Ahead of Friday’s Canadian inflation data, Canada’s TD Securities has been casting its eye over the dollar/Canada (USDCAD) noting that “the CAD is the best-performing G10 currency since the end of April.”  “Current market momentum suggests a good chance for some further extension of USDCAD lower over immediate horizons,” TD believes and wouldn’t be surprised if the pair didn’t gravitate towards “major support in the form of the 3 May 2016 low at 1.2461 in the days or weeks ahead.” So far, so good for those who see the CAD rising further. But it’s very rare to see a one-way bet in the currency markets and traders always have to be conscious of the balance between momentum and positioning.
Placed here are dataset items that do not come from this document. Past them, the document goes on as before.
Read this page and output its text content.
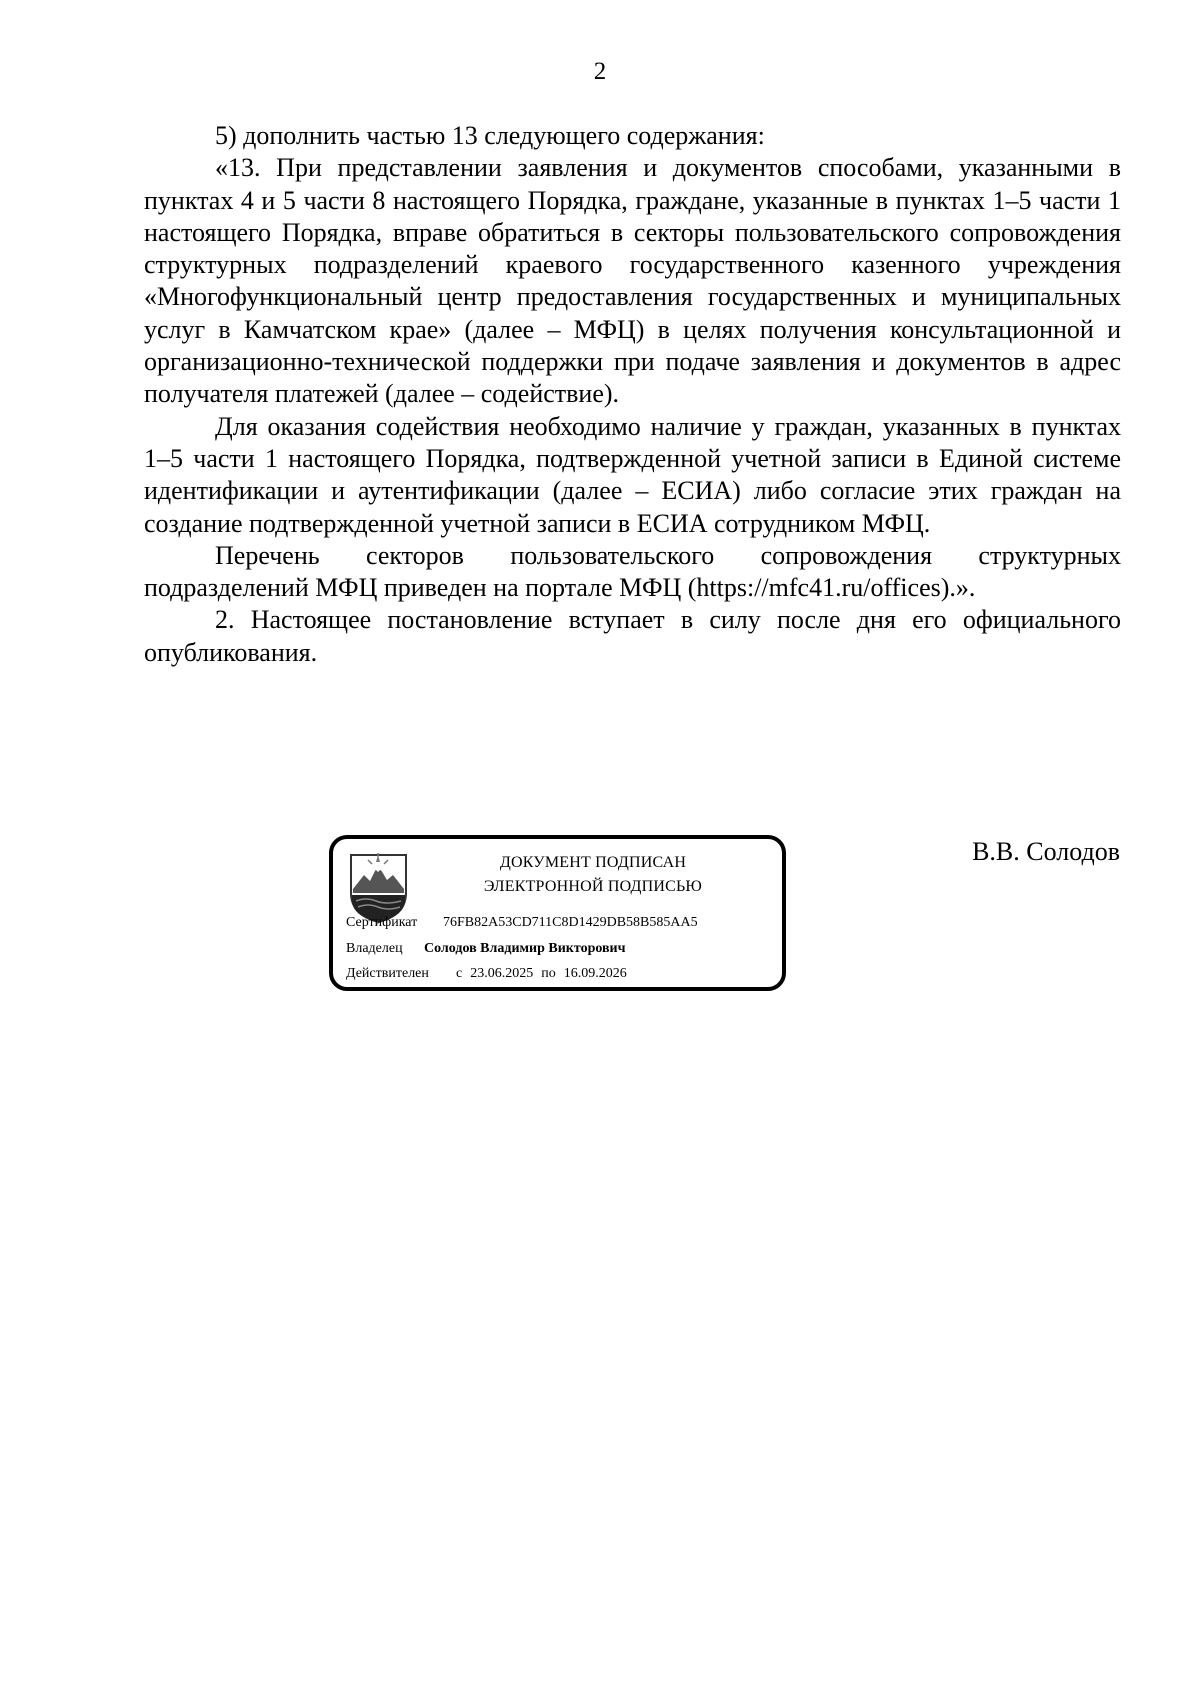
2

5) дополнить частью 13 следующего содержания:

«13. При представлении заявления и документов способами, указанными в пунктах 4 и 5 части 8 настоящего Порядка, граждане, указанные в пунктах 1–5 части 1 настоящего Порядка, вправе обратиться в секторы пользовательского сопровождения структурных подразделений краевого государственного казенного учреждения «Многофункциональный центр предоставления государственных и муниципальных услуг в Камчатском крае» (далее – МФЦ) в целях получения консультационной и организационно-технической поддержки при подаче заявления и документов в адрес получателя платежей (далее – содействие).

Для оказания содействия необходимо наличие у граждан, указанных в пунктах 1–5 части 1 настоящего Порядка, подтвержденной учетной записи в Единой системе идентификации и аутентификации (далее – ЕСИА) либо согласие этих граждан на создание подтвержденной учетной записи в ЕСИА сотрудником МФЦ.

Перечень секторов пользовательского сопровождения структурных подразделений МФЦ приведен на портале МФЦ (https://mfc41.ru/offices).».

2. Настоящее постановление вступает в силу после дня его официального опубликования.

ДОКУМЕНТ ПОДПИСАН
ЭЛЕКТРОННОЙ ПОДПИСЬЮ
Сертификат 76FB82A53CD711C8D1429DB58B585AA5
Владелец Солодов Владимир Викторович
Действителен с 23.06.2025 по 16.09.2026
В.В. Солодов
Traders will have their own opinions but TD is looking for some stabilisation in USDCAD later in the year and therefore wonders if “those looking to pursue CAD strength from here may find greater traction on certain key crosses.” In TD’s view “with [Canada/USA] rate spreads remaining the dominant driver for USDCAD, it is difficult to argue that spot has lagged these developments.. if anything, USDCAD may have already overshot to the downside levels easily supported by rate differentials” and that “it may become harder for investors to ignore the persistent weakness seen in energy markets.”  Additionally, “the technical landscape does not look very compelling to expect another large and sustained move down in USDCAD,” TD feels. “Momentum has been powerful, but the daily RSI has spent most of the last several weeks in oversold territory. It is approaching the same threshold on the weekly variant.”